Bugun...


Ali Ekber Ataş

facebook-paylas
“… YARATMA SEVİNCİ EPEYİ PAHALIYA ÇIKAN… “ BİR DOSTUN SÖZEL PORTRESİ
Tarih: 14-07-2024 21:13:00 Güncelleme: 14-07-2024 23:52:00


Cevat Çapan’ın çağrışım zenginliğini başından sonuna konuşur gibi akıcı üslubuyla dilimize kazandırdığı, Cesare Pavese’nin Yaşam Uğraşı/Günlükler (1935-1950) [1] kitabını okuyorum. Aşağıda alıntıladığım sözlerini okuduğumda, aklıma dökülenler dilimde dalgalandı.

 

Büyük insanların dünyaya gelişlerinde, bizim henüz keşfedip de çözemediğimiz bir şeyler var. Bunun nedeni, onların kendi çağlarını aşan düşünceleriyle kendilerini yeni çağlara taşıyor olmalarıdır belki. Daha iyisini de yapıyorlar ama: Döl yatağında milyonlarcasıyla ölümüne bir yarışla başlıyor her şey. O yarış sonunda, ana rahminde çimlenmeyi bekleyen yumurtaya kavuştuğunda, şu an konuştuğumuz “en büyük insanların” yazılımları orada başlıyor. Karanlık, ama sımsıcak sular içinde. Bizi kendilerine hayran bırakan o zihinsel üstünlükleriyle ustaların aydınlattığı bir dünyaya doğmak ne güzel…

 

Pavese, 15 Eylül 1936 tarihli yazdığı günlüğün ikinci paragrafında şunları söylüyor:

 

Şair miyim yoksa duygularına tutsak biri mi? Daha çözemedim bunu, ama bir nokta kesin: bu sıkıntılı ayların durumu açığa çıkaracağı. Eğer umduğum gibi, doğruları arayan en büyük insanlar bile böyle aylar geçirdilerse, o zaman yaratma sevinci epeyice pahalıya çıkmış olmalı onlar için.

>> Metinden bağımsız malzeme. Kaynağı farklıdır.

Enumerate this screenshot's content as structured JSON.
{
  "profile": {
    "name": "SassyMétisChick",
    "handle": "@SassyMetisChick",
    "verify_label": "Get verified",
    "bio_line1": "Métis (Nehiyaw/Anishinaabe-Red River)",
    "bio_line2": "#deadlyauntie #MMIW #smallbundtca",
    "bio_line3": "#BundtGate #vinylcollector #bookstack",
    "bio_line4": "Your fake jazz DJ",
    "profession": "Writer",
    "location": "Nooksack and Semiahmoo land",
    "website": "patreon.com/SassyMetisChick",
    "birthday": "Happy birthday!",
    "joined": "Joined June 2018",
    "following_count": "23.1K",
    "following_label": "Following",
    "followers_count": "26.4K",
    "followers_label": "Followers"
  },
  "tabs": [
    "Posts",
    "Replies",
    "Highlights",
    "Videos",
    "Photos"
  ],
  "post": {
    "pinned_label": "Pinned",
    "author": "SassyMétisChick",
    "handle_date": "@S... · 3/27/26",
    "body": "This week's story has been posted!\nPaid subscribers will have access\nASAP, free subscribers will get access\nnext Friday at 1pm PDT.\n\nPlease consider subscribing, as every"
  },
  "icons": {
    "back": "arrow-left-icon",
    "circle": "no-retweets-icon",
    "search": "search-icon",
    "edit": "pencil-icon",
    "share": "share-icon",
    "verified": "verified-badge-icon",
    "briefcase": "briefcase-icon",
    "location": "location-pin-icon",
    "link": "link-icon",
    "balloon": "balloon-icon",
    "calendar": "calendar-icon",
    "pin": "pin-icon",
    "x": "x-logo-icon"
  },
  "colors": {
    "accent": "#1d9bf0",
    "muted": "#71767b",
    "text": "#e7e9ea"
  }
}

Kendi görevlerini elinden zorla alan onların gözlerinin yaşına bakmadan bunun acısını çıkarıyor hayat…

 

Pavese’nin bu sözleri ikili bir çağrışım yarattı bende:

 

Birincisi; hepimiz için hayati önem taşıyan yanıyla (özüyle) “zaman” kavramını anımsatması ve anlamı. Çünkü insan(ın) hayatında satılıp alınamayacak ve geri döndürülemeyecek tek şey “zaman”dır. “Zaman”ı kullanma konusunda insan, ya “tüketicidir” ya da “üretici”. Biz eğer, hayattan aldıklarımızın üstüne koyarak onu geliştirip çoğunluğun yararına bir değer üretebiliyorsak “zaman”ı doğru kullanıyoruz ve bunun ağır bedellerini ödemeye hazırız demektir. Bunda kuşku yok. Yok eğer, bencilliğin üst sınırı “mülkiyet” hırsına kapılıp “bozuk düzenin doğru işlemeyen çarkı” olarak, düzene hizmet ediyorsak “zaman”ı insanlığın kötülüğü için kullananlar safındayız.

 

İkincisi; kendimizde, doğuştan getirdiğimiz ve sonradan üstüne koyduğumuz “iyi” ve “kötü” yanımızla birlikte, iç ve dış nedenler. Doğuştan sahip olduğumuz bu iki zıt özelliğimizi nasıl kullanacağımızı, içine doğduğumuz aile ve kültür belirler. Bizler yaşadığımız sürece ailemiz ve kültürümüzden aldıklarımızın üstüne koyarak bunu ya geliştirir ya da içimizdeki “kötü”ye teslim oluruz. Bunları nasıl kullanacağımız bizim “neyi nasıl yapmamızla” ilgili.

 

Adımını attığımız her doğru bize yeni bir tarih yazdıracak. Ressam bu tarihin resmini yapacak, müzisyen müziğini besteleyecek, şair şiirini, öykücü öyküsünü, romancı romanını, tiyatrocu oyununu yazacak, sinemacı belgeselini yapıp gösterecek. Tarihin asıl yazıcılarına gelince, dostum Hakan Aytekin’in bir sohbet anında söyledikleri geldi aklıma:

 

Kentlerin, ülkelerin, insanlığın tarihi nasıl yazılır?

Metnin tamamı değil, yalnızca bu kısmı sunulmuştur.